Efficiently coordinating and integrating business processes with trading partners in an increasingly dynamic business environment is a complex dilemma faced by most large enterprises. Identity federation and the industry standards that comprise it were invented to address this cross domain, application interoperability challenge. This paper introduces and defines identity federation; the benefits that companies can reap by leveraging it, some use cases that can be enabled by it, the most relevant industry standards and specifications that underlie it and the business issues that must be addressed for identity federation to be successfully delivered at scale.
Federation and Business Value
Basic access to applications and data over the Internet has existed for years. However, the ability of a user to easily and securely access services that are housed in multiple security domains within an enterprise or from multiple organizations has remained a challenge. Twenty years ago many pinned their hopes on electronic data interchange (EDI), which has been used successfully in the automotive, retail and manufacturing industries, but has generally failed to reach broader corporate use primarily because of its cost, inflexibility and proprietary nature. In addition EDI has not provided any direct benefit to consumers or other classes of end-users.

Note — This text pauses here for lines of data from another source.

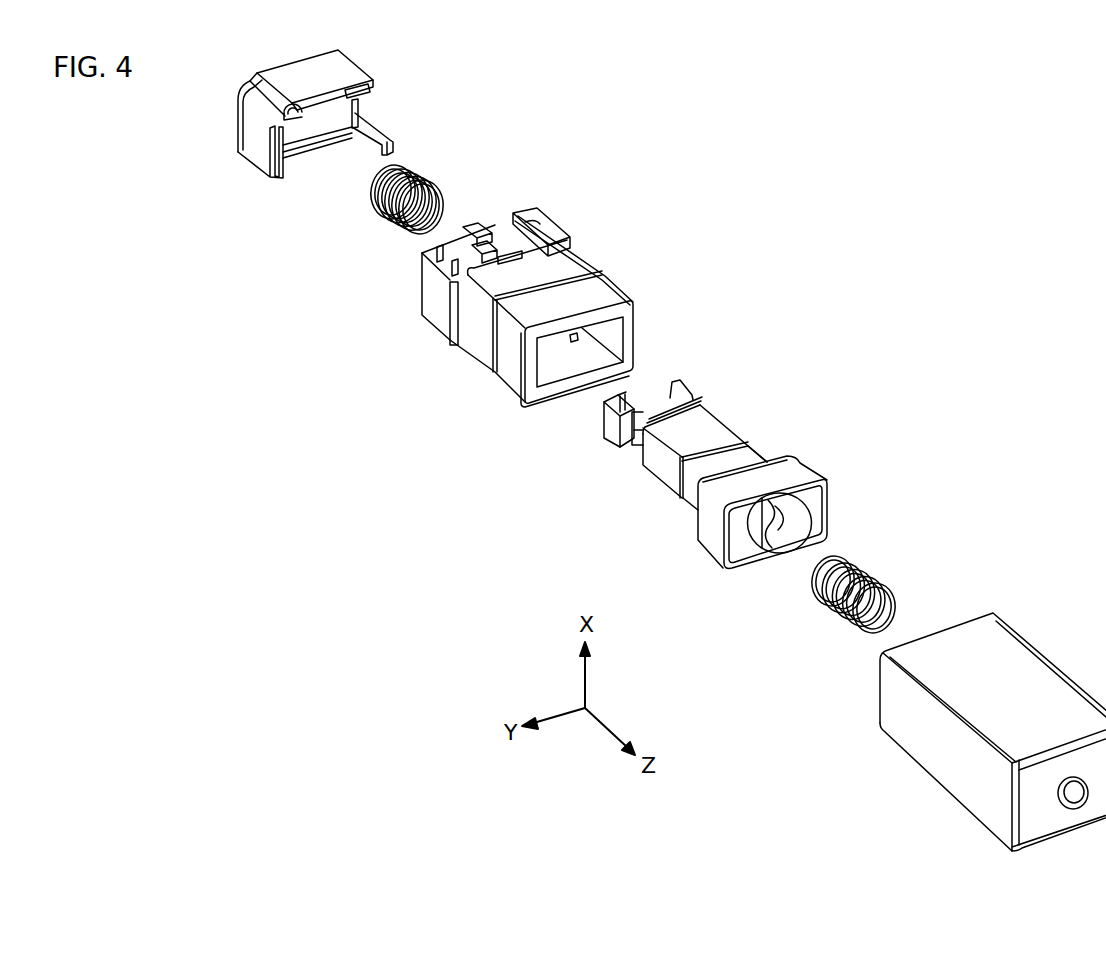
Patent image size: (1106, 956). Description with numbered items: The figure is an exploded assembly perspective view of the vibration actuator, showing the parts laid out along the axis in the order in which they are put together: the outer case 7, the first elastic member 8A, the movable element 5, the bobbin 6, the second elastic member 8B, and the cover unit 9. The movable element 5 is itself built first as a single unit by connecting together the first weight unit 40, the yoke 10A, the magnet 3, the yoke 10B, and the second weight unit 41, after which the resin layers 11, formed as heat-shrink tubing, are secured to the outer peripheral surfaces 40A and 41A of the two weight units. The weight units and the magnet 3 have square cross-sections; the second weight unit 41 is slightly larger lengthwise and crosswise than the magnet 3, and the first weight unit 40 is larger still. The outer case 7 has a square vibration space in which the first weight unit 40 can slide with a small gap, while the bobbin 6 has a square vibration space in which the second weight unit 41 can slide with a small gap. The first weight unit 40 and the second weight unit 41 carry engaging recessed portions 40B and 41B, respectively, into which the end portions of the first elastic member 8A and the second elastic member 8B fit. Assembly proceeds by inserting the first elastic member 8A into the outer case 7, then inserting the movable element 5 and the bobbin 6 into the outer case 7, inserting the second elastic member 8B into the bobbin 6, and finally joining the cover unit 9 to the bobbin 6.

The magnet 3 is at (658, 467).
The movable element 5 is at (800, 382).
The bobbin 6 is at (573, 270).
The outer case 7 is at (1038, 668).
The first elastic member 8A is at (860, 570).
The second elastic member 8B is at (420, 173).
The cover unit 9 is at (360, 73).
The yoke 10A is at (750, 431).
The yoke 10B is at (713, 407).
The resin layer 11 is at (622, 442).
The first weight unit 40 is at (690, 470).
The outer peripheral surface 40A is at (695, 527).
The engaging recessed portion 40B is at (787, 530).
The second weight unit 41 is at (605, 427).
The outer peripheral surface 41A is at (677, 390).
The engaging recessed portion 41B is at (628, 403).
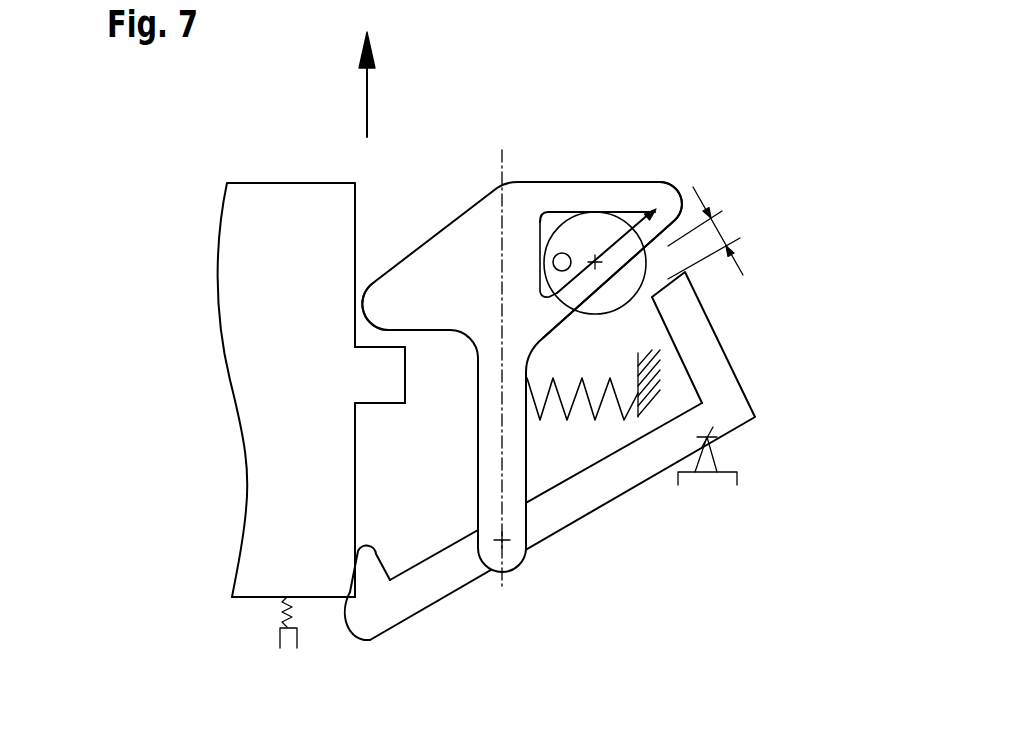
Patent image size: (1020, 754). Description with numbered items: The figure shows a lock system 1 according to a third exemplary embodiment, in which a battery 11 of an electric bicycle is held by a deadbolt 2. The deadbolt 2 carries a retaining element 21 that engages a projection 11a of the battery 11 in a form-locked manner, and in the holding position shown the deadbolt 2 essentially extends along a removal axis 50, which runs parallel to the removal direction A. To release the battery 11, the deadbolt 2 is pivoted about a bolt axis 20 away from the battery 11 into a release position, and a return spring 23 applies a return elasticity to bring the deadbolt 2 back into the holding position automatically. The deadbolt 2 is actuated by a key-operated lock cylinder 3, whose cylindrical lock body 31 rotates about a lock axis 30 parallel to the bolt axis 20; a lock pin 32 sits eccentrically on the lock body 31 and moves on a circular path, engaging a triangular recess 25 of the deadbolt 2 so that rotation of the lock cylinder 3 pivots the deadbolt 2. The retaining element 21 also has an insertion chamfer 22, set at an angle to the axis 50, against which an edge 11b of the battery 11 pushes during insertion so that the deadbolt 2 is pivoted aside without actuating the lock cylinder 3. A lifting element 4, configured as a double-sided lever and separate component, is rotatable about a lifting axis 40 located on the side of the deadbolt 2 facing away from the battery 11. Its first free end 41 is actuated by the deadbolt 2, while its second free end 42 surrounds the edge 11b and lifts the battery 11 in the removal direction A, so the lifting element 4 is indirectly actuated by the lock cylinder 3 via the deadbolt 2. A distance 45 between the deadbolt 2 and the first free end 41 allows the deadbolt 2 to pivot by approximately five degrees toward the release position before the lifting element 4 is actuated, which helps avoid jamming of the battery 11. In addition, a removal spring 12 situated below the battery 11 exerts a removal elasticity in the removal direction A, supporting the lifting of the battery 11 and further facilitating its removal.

Today, the Internet, Internet-compliant technology and standards have matured to the point that effective coordination and mass integration between trading partners is now achievable and affordable. Moreover, the advent of standards is easing the extension of today's enterprises by lowering the barriers to connecting disparate business applications both within and across corporate boundaries. This enables businesses to substantially reduce costs, create new revenue opportunities, and provide greater convenience, choice and control for its users.
By integrating applications and business processes across corporate boundaries, trading-partners, business customers and outsourcers can automatically link processes and take part in transactions across multiple companies? eliminating the business interruption associated with traditional means of information exchange, such as phone, fax and email?or traditional (custom) means of application integration. The ubiquitous network (the Internet) and high-scale transactional applications already exist at most organizations. Federation standards and the security systems that implement them were invented explicitly for the purpose of securely tying distributed applications together to accelerate business.
Securing Federation
However, the aforementioned gains can fail to materialize if the system-level information exchange is not conducted securely. For example, a government agency could risk damage through a leak of a citizen's private information. A financial institution might incur financial penalties or brand degradation due to an unauthorized trade or withdrawal. A health care firm might suffer damaging lawsuits with the release of personal health information to the wrong parties. In addition a breach of security might put regulated organizations out of compliance with various related data privacy or IT control regulations and thus put them at risk of government enforcement actions. With federation, as really with most IT efforts, organizations need to have security as a front-of-mind item. In the end though, a balance must be found between letting business in and keeping risk out.
In a federation scenario the way to address these security challenges is to integrate partnering companies' security systems so that user, security and entitlement information can be shared in a defined and controlled way between partners in a trusted business relationship. The sharing of digital identities to enable applications in different security domains to work together, securely, is defined as "identity federation". Federation enables users and applications to work across autonomous internal business units, external business partners and other third-parties seamlessly as if they were part of the same security domain, while in fact the domains remain largely independent.
Since cross-company federation is the ultimate goal, the only way to effectively accomplish this is through the development and use of open standards. Fortunately, many standards and specifications have and are being developed to address various aspects of identity federation (single sign-on (SSO), trust, attribute sharing, authorization, Web services security, privacy etc.). These standards, when combined, provide the basis for identity federation, supporting different requirements and use cases.